According to academic Juan Cole, an Al Qaeda group took over “big swathes of some al-Anbar cities and... police stations”, abandoned by the cops after mass anti-government demonstrations by local people.

“Allegedly half of Fallujah had fallen to the Al Qaeda affiliate”.

Anbar is a large but mostly desert province in the west of Iraq, bordering Syria and Jordan, and mostly inhabited by Iraq’s large Sunni minority.

Iraq’s government, led by Shia Islamists round prime minister Nouri al-Maliki, has negotiated alliances with some local Sunni militias which dislike Al Qaeda even more than they resent Maliki’s policies, and launched counterattacks. But government control in Anbar’s cities has still not been restored.

Maliki has obtained urgent shipments of missiles and drones from the USA, and on 7 January the government reported that it had killed 25 people with missile strikes on the city of Ramadi.

The Al Qaeda group which took the cities is ISIL (or ISIC), the same group currently in battle in northern Syria against secular and softer-Islamist strands of the Syrian opposition.

The anti-government surge which ISIL profited from was triggered by Maliki, in late December, sending troops to disperse a long-running and peaceful Sunni protest camp outside Ramadi and arresting a Sunni MP who had been negotiating between the protesters and the government. 44 MPs, mostly Sunni, resigned from the Iraqi parliament.

Maliki’s policy for many years now has been one (as Cole puts it) “of almost ignoring Sunni complaints”. To rule Iraq, he has relied more or less totally on his Shia base and on deals with Kurdish parties which, despite many tensions, in return get virtual autonomy for the Kurdish north of Iraq.

Deaths from sectarian attacks, across Iraq, rose to 8000 in 2013, the highest figure since 2008.

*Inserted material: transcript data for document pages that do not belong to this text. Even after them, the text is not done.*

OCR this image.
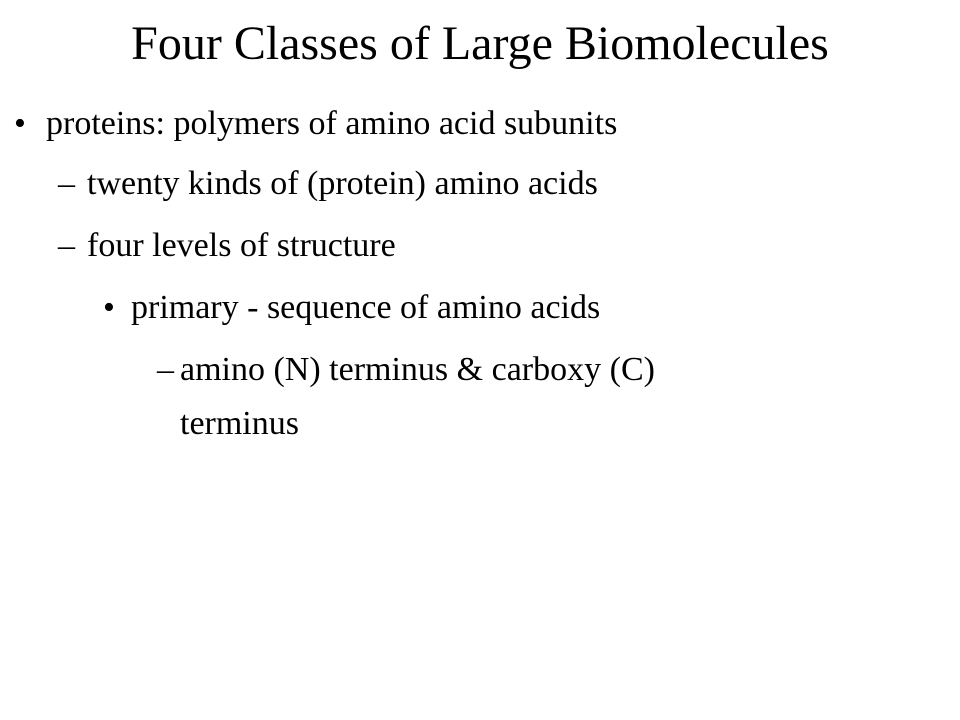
Four Classes of Large Biomolecules
• proteins: polymers of amino acid subunits
– twenty kinds of (protein) amino acids
– four levels of structure
• primary - sequence of amino acids
– amino (N) terminus & carboxy (C)
terminus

Some on the left acclaimed the militias active in 2006-7 as “anti-imperialist resistance”, but the worst of them have become even more active since US troops withdrew, targeting not imperialism but Iraqis of other creeds.

Anbar was a stronghold of rebel militias under the US occupation of Iraq from 2003-8, but then, as Cole notes, “the old Islamic State of Iraq [group] was powerful in some areas at some times, [but] it was a guerrilla organisation which faded away when conventional troops came in”.

The US was adroit and flexible enough to nurture, negotiate with, and finance a militia of anti-Al-Qaeda Sunnis. That militia, Sahwa, had 100,000 fighters by 2008. Maliki disbanded Sahwa and largely broke promises to give its fighters jobs in the Iraqi army or bureaucracy.

Economically Iraq has boomed in recent years, and foreign investment continues to flow in. This seems to have given Maliki false confidence. Many provinces, not just Anbar, are demanding autonomy and a bigger share of the oil revenues.

Elections are due in April. A working-class political presence is urgently needed there, to avoid Iraq collapsing into a militarised regime in which sectarian conflicts dominate, and the labour movement is crushed.

To organise it in time, in current conditions, will be difficult.